Passent donc quelques minutes où tout le monde « relit ». Puis Fred, le directeur de casting reprend :
– Ok ! Pour le mec, on est sur du Jude Law avec une pointe de d’Andrew Garfiel; et pour la fille, à cheval entre Sophie Marceau et Denise Richard. On est dans le vrai avec ça Patrice ?
– On pourrait, ce s’rait pas inintéressant (= non)! Mais je veux quelque chose de vraiment très esthétique et très vrai. Essaie de les faire jouer de façon naturelle, artistique et légèrement puissante, un peu comme dans Katzelmacher de Fassbinder ou Die Sehnsucht der Veronika Voss. Ce à quoi il ajoute pour m’achever : encore que ce dernier soit beaucoup trop commercial. Mais bon tu as compris, on doit vrai-ment sentir de la puissance.
Il est très important de pouvoir donner des références pointues. Et moins c’est con-nu, plus c’est pointu. Là par exemple, c’est bien pointu.
À présent que le directeur de casting a toutes les informations, il peut commencer son travail. Il va donc recevoir de très belles filles et de très beaux garçons, les filmer en train de mimer l’appétence (en publois cela signifie avoir envie du produit concerné, ou avoir soif ou faim, mais l’on emploie jamais ces gros mots en pub).
Une fois que cela est fait, les essais sont mis en lignes et le réalisateur va choisir une ou deux personnes qui seront présentées à l’agence et au client qui valideront (ou pas mais rarement) les profils proposés.
À propos du casting, il y a certaines règles qu’il faut absolument respecter. Je reprends ma présentation en tableau pour que ce soit plus clair :
Vous comprenez donc à présent les finesses artistiques qu’il faut garder à l’esprit lorsque vous êtes réalisateur ou directeur de casting.
Tout cela est finalement assez peu compliqué, si ce n’est la sémantique générale un peu particulière. Mais l’on s’y fait. En revanche, les choses deviennent un peu plus compliquées lorsque l’aspect financier entre en jeu. En général, le client voudrait la qualité d’une Aston Martin au prix d’un véhicule bon pour la destruction, ou plus simplement dit, une épave. Bien sûr, il ne le dira jamais.
Lorsque vous voulez vous payer les services d’une mannequin, les choses sont assez semblables. Il y a des barèmes très précis pour établir les rémunérations. Cela est finalement assez logique et répond à des règles économiques de base.
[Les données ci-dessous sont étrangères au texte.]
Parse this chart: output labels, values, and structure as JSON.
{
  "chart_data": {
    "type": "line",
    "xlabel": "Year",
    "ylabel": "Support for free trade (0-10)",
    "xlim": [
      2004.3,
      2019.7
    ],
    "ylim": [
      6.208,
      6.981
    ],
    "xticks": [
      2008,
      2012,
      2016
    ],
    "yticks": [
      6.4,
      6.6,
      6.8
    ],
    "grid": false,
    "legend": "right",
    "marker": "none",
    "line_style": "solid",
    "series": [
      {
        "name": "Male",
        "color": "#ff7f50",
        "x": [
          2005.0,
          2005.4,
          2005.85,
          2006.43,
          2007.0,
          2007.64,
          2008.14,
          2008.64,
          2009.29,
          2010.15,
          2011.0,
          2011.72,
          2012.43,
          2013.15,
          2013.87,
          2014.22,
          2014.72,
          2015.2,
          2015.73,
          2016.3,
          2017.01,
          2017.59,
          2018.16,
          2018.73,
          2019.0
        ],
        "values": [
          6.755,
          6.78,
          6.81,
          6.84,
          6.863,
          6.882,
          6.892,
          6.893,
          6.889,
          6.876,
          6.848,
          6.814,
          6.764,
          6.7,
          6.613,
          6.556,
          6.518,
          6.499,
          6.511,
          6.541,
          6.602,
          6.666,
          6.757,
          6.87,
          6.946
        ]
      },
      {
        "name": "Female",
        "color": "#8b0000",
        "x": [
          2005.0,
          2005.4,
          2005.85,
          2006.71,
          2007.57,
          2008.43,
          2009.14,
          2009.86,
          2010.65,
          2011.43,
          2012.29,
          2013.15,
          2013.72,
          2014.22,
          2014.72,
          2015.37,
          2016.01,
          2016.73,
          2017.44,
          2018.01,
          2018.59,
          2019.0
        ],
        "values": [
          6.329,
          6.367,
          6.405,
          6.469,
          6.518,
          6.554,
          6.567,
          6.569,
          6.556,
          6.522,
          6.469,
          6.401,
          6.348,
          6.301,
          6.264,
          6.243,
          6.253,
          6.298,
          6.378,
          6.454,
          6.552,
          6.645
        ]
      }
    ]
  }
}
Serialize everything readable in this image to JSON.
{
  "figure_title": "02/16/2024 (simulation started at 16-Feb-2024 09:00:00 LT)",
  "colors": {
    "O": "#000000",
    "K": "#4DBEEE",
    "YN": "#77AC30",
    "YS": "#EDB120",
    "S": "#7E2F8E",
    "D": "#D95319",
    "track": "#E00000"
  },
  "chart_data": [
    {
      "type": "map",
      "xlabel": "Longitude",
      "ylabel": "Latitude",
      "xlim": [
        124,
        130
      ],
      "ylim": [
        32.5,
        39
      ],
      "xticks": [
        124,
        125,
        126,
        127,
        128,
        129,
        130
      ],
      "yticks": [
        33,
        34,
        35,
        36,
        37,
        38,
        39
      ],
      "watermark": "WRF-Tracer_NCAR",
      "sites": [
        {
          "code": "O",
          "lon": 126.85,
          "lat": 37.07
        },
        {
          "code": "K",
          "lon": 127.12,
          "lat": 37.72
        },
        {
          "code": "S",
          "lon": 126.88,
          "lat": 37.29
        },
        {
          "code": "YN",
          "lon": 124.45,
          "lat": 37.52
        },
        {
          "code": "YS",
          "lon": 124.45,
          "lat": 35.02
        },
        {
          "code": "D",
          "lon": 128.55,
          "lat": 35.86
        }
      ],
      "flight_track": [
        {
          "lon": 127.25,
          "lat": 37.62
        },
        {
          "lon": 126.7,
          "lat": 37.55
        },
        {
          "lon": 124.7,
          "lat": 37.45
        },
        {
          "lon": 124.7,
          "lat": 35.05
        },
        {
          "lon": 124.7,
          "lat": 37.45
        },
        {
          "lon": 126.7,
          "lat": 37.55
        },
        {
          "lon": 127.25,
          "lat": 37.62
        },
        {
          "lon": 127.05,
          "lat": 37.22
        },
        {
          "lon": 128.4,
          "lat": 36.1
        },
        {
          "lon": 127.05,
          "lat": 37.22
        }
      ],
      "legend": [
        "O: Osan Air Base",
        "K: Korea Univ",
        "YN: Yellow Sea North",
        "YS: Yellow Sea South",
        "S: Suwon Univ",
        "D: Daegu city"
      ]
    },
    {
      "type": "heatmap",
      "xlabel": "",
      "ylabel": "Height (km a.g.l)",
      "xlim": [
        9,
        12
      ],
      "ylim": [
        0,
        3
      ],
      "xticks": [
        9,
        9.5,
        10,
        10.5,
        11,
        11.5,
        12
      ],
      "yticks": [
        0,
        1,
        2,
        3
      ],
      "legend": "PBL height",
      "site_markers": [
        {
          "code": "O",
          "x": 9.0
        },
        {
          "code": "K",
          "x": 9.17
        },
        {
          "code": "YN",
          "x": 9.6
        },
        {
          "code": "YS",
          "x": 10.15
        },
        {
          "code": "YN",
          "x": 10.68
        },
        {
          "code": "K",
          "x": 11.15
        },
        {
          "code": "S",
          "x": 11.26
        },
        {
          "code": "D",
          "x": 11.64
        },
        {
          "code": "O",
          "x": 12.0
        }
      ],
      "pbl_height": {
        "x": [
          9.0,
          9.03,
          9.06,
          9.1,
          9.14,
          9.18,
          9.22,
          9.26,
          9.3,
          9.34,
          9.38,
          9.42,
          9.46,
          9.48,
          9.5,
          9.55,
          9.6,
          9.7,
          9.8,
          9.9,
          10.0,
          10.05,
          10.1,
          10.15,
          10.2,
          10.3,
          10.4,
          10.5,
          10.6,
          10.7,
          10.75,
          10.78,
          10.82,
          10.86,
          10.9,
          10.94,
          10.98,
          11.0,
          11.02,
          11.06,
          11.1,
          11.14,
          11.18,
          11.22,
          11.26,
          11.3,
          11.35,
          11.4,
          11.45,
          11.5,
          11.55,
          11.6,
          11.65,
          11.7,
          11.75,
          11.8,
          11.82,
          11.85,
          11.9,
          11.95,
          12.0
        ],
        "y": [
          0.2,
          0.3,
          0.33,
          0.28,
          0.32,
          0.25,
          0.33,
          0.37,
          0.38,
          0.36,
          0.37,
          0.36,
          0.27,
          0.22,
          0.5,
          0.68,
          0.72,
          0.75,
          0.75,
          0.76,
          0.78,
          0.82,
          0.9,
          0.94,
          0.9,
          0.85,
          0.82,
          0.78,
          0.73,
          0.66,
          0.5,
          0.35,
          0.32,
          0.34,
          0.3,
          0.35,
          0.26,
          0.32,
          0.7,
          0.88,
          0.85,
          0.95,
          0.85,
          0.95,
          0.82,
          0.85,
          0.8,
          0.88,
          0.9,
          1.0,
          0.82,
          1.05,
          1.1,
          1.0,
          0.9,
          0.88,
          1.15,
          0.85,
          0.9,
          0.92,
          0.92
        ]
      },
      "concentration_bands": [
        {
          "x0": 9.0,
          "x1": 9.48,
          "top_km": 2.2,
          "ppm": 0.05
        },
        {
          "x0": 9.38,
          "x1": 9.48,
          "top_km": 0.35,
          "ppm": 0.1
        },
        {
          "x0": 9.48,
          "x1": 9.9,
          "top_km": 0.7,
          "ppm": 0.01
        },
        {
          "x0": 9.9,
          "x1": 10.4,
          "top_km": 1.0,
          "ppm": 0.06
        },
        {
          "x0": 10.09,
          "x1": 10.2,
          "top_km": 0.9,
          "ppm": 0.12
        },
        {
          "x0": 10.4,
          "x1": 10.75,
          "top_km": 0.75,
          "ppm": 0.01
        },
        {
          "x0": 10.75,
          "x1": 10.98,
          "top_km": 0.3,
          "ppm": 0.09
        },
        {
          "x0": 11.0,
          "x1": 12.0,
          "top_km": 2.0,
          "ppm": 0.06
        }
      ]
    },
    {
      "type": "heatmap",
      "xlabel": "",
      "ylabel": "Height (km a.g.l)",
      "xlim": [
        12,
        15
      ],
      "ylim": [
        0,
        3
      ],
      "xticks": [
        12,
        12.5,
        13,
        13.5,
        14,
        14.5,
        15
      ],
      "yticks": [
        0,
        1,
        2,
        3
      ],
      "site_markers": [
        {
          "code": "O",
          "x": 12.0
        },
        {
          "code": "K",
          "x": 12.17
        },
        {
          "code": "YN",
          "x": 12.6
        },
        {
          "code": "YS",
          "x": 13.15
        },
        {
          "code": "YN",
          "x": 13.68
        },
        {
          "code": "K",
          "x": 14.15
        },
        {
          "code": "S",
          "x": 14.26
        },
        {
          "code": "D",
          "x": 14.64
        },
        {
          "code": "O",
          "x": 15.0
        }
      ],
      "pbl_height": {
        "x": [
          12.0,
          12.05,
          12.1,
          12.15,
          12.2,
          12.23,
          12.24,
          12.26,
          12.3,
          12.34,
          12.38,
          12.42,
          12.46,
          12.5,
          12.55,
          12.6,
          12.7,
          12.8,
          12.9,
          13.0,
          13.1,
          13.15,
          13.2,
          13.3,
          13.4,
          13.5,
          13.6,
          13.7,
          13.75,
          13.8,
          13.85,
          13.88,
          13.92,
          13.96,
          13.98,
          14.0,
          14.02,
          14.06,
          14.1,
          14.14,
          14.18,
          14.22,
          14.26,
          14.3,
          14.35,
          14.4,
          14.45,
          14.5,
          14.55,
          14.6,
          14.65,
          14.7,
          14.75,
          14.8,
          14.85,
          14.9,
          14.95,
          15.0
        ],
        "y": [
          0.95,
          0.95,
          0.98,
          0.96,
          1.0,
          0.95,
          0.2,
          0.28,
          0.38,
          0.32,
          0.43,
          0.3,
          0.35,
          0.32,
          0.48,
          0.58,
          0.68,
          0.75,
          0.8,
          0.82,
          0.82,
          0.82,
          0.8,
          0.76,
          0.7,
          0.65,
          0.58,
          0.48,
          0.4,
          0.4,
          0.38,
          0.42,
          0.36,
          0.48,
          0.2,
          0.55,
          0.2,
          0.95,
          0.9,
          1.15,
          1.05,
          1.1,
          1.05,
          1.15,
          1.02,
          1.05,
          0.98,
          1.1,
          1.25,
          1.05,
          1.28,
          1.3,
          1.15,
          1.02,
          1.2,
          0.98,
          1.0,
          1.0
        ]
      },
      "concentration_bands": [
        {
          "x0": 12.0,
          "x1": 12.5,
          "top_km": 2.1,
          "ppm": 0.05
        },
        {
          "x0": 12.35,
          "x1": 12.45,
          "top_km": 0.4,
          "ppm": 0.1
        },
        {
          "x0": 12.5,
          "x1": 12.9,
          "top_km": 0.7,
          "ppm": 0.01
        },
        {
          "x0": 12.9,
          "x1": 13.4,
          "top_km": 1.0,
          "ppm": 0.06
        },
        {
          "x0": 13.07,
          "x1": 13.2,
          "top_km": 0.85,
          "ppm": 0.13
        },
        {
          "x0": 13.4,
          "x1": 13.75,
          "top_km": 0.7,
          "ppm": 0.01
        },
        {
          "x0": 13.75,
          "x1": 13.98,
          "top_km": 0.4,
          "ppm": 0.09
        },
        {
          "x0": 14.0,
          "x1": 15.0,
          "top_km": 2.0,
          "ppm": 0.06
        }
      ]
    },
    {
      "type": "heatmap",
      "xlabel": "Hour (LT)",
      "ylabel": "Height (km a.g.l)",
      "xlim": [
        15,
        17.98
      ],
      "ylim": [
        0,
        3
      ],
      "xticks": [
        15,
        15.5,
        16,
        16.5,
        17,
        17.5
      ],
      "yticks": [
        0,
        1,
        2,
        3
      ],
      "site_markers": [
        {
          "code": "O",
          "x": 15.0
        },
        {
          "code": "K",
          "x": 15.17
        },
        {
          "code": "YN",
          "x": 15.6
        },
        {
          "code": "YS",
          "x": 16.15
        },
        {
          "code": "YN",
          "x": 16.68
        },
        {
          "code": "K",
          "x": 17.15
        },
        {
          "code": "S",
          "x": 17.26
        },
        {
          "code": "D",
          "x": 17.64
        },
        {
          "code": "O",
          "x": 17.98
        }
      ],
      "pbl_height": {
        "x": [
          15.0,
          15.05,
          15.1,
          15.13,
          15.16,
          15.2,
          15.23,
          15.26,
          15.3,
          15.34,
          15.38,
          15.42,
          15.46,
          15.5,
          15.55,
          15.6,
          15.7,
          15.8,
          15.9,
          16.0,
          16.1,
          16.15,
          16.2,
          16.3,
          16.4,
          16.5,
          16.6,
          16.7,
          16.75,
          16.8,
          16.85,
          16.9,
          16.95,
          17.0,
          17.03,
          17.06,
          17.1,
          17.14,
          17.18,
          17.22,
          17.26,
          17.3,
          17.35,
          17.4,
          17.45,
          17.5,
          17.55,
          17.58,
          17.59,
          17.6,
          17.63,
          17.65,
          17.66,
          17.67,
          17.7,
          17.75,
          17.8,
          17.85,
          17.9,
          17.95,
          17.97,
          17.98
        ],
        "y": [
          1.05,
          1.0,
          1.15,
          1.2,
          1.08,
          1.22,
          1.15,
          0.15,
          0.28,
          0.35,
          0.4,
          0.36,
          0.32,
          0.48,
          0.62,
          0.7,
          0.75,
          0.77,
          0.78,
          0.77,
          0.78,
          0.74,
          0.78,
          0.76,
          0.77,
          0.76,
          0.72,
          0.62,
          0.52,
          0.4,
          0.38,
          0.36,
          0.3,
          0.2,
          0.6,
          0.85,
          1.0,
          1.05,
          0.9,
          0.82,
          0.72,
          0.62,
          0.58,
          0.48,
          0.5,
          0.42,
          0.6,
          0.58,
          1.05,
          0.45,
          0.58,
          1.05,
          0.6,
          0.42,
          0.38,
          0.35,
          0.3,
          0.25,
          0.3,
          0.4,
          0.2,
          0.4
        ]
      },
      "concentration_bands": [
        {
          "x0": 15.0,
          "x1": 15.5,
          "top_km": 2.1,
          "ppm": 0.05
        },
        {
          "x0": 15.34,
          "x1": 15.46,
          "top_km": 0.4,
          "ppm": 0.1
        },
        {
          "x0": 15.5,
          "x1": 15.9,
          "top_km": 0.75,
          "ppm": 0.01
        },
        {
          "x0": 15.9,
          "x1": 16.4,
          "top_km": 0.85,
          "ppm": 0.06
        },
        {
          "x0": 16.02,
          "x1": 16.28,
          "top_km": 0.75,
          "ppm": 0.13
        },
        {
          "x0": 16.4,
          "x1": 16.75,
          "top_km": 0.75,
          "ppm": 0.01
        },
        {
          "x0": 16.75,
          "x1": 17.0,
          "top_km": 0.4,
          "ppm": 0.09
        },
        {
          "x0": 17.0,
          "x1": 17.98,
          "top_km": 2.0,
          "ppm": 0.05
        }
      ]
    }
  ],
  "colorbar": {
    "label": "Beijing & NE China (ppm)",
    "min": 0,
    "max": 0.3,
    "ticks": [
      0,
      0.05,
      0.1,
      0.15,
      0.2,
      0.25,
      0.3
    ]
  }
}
Pour rester sur l’image prise un peu plus tôt, toutes les voitures ne coûtent pas le même prix et ce dernier dépend de la marque, du design, des options, de la taille, etc. Pour les mannequins, c’est la même chose. Leurs tarifs dépendent de leur design. Plus ce dernier est travaillé, plus le tarif est élevé.
Lorsque vous achetez une voiture, ce sont vos moyens qui déterminent votre choix. Mieux vaut savoir de combien on dispose pour délimiter un champ d’investigation. D’ailleurs, c’est un peu pareil pour tout. Sauf en pub où l’argent n’est pas un problème. Enfin si mais il ne faut pas que cela en ait l’air. Donc c’est avant tout une perspective artistique qui doit guider les choix. Mais la perspective artistique ne doit tout de même pas avoir un prix trop élevé.
Après, on peut toujours essayer de faire dépenser un peu plus au client en expliquant l’insignifiance de la différence de prix par rapport à l’avantage retiré. C’est ce que font les vendeurs de voiture au moment de vous proposer des options.